Counselling psychologists

Counselling psychologists are different from clinical psychologists in that their qualifications set them up to provide support/advice/testing/skills improvement in many areas.

They are not primarily pathology focussed.


General practitioners

There is a core group of GPs in Victoria comprising people who have post graduate qualifications in counselling or family counselling. This allows them not only to practice as a counsellor but also to receive rebates through Medicare. This is one avenue through which the cost of counselling can be dramatically reduced.

Every procedure a doctor performs, whether it is a consultation or anaesthesia, is monitored by Medicare with an 'item number'. The item number dictates which type of clinician is permitted to perform/claim and the scheduled fee.

In the case of GPs running a counselling practice or doing some counselling work, the only item number they can use is for a long consultation. Unfortunately, the way Medicare is geared there are financial incentives to spend 10 minutes with each patient and charge the standard fee rather than the 40 minutes required for counselling.

Because of this, GPs with counselling practices are difficult to find. One place to try would be the Royal Australian College of General Practice, or you could investigate a Medicare Local if there is one in your vicinity.


Registration of counsellors

As with other professions, there are registration procedures which enable us to clarify the qualifications of counsellors (see the Accreditation & Registration help sheet).

One of the historical criticisms of counselling has been that that the diversity contained within the counselling profession has made it difficult to have a unified registration system. Stories abounded of 'Every man and his dog being able to put up a billboard and set himself up as a counsellor'.

These days, we have state and territory boards throughout Australia which make it harder for 'shonky counsellors' to get a foothold. Nonetheless it still makes sense to check a potential counsellor's qualifications.

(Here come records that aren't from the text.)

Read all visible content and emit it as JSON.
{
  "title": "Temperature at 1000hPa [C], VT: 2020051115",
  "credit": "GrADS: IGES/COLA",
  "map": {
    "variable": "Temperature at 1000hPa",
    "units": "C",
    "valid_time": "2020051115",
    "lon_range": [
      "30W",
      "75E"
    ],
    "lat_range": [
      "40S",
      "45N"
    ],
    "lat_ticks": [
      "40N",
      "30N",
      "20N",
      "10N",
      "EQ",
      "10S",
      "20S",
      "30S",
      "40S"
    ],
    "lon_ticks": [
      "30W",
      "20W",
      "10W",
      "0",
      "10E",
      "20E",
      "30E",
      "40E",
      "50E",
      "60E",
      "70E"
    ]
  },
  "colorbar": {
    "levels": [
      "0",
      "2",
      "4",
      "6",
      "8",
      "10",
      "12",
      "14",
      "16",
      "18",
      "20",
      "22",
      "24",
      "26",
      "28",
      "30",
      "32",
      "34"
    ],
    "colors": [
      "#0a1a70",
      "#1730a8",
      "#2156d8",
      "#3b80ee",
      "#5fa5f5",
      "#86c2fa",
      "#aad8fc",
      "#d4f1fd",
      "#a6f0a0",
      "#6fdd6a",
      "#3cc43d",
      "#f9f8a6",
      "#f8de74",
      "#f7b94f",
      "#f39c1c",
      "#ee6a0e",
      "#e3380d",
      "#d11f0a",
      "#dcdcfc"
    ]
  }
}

At a minimum, it's usually in our interests to use a counsellor who is registered with a recognised professional body such as the Australian Counselling Association (ACA)or the Psychotherapist and Counsellors Federation of Australia (PACFA).

Remember, though, that registration does not guarantee an ethical approach from a client's perspective, or a nice person. For this reason, it can be useful to also seek word-of-mouth recommendations from your peers.